To address the challenges of deploying large language models (LLMs) on resource-constrained devices and the high cost of cloud-based inference, this paper proposes a task-oriented, fine-tuning-free low-rank compression method. The core innovation lies in the first introduction of basis-space sparsity selection into LLM compression: leveraging low-rank decomposition to model the weight space, the method identifies redundant basis vectors irrelevant to a given downstream task (e.g., mathematical reasoning or code generation), and dynamically prunes them while enhancing task-relevant bases—yielding a task-adaptive low-rank representation. Crucially, weight reconstruction is achieved without any fine-tuning. Evaluated on Llama 2-7B and 13B, the method significantly reduces model size while matching state-of-the-art low-rank compression methods in accuracy on mathematical and coding benchmarks—achieving an effective balance between generalization capability and task specificity.

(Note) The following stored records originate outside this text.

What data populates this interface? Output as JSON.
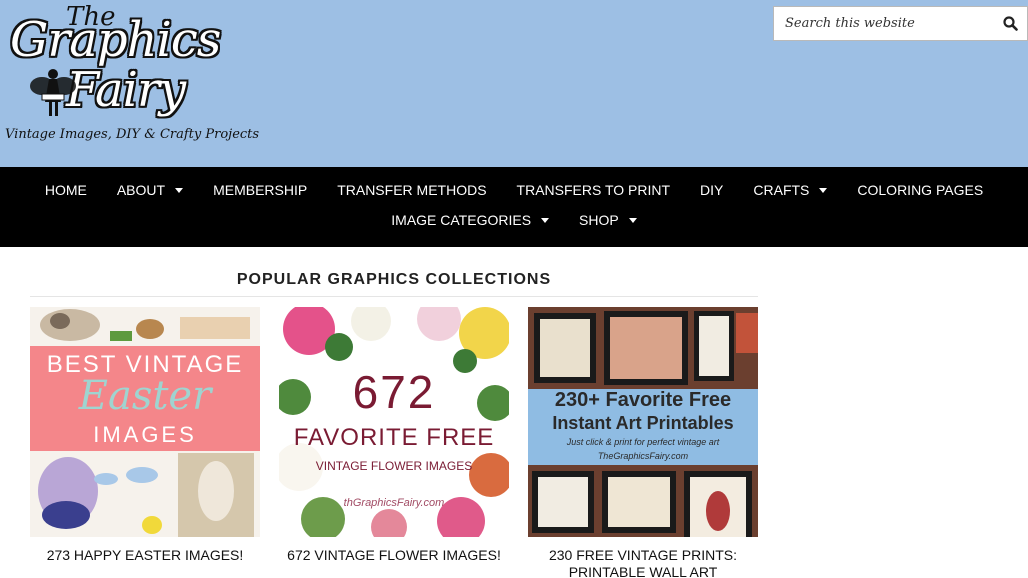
{
  "header": {
    "logo": {
      "line1": "The",
      "line2": "Graphics",
      "line3": "Fairy",
      "tagline": "Vintage Images, DIY & Crafty Projects"
    },
    "search": {
      "placeholder": "Search this website",
      "icon": "search-icon"
    },
    "background_color": "#9dbfe4"
  },
  "nav": {
    "items": [
      {
        "label": "HOME",
        "has_dropdown": false
      },
      {
        "label": "ABOUT",
        "has_dropdown": true
      },
      {
        "label": "MEMBERSHIP",
        "has_dropdown": false
      },
      {
        "label": "TRANSFER METHODS",
        "has_dropdown": false
      },
      {
        "label": "TRANSFERS TO PRINT",
        "has_dropdown": false
      },
      {
        "label": "DIY",
        "has_dropdown": false
      },
      {
        "label": "CRAFTS",
        "has_dropdown": true
      },
      {
        "label": "COLORING PAGES",
        "has_dropdown": false
      },
      {
        "label": "IMAGE CATEGORIES",
        "has_dropdown": true
      },
      {
        "label": "SHOP",
        "has_dropdown": true
      }
    ]
  },
  "main": {
    "section_title": "POPULAR GRAPHICS COLLECTIONS",
    "cards": [
      {
        "caption": "273 HAPPY EASTER IMAGES!",
        "thumb": {
          "line1": "BEST VINTAGE",
          "line2": "Easter",
          "line3": "IMAGES"
        }
      },
      {
        "caption": "672 VINTAGE FLOWER IMAGES!",
        "thumb": {
          "line1": "672",
          "line2": "FAVORITE FREE",
          "line3": "VINTAGE FLOWER IMAGES",
          "watermark": "thGraphicsFairy.com"
        }
      },
      {
        "caption": "230 FREE VINTAGE PRINTS: PRINTABLE WALL ART",
        "thumb": {
          "line1": "230+ Favorite Free",
          "line2": "Instant Art Printables",
          "line3": "Just click & print for perfect vintage art",
          "line4": "TheGraphicsFairy.com"
        }
      }
    ]
  }
}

Large language models (LLMs) significantly enhance the performance of various applications, but they are computationally intensive and energy-demanding. This makes it challenging to deploy them on devices with limited resources, such as personal computers and mobile/wearable devices, and results in substantial inference costs in resource-rich environments like cloud servers. To extend the use of LLMs, we introduce a low-rank decomposition approach to effectively compress these models, tailored to the requirements of specific applications. We observe that LLMs pretrained on general datasets contain many redundant components not needed for particular applications. Our method focuses on identifying and removing these redundant parts, retaining only the necessary elements for the target applications. Specifically, we represent the weight matrices of LLMs as a linear combination of base components. We then prune the irrelevant bases and enhance the model with new bases beneficial for specific applications. Deep compression results on the Llama 2-7b and -13B models, conducted on target applications including mathematical reasoning and code generation, show that our method significantly reduces model size while maintaining comparable accuracy to state-of-the-art low-rank compression techniques.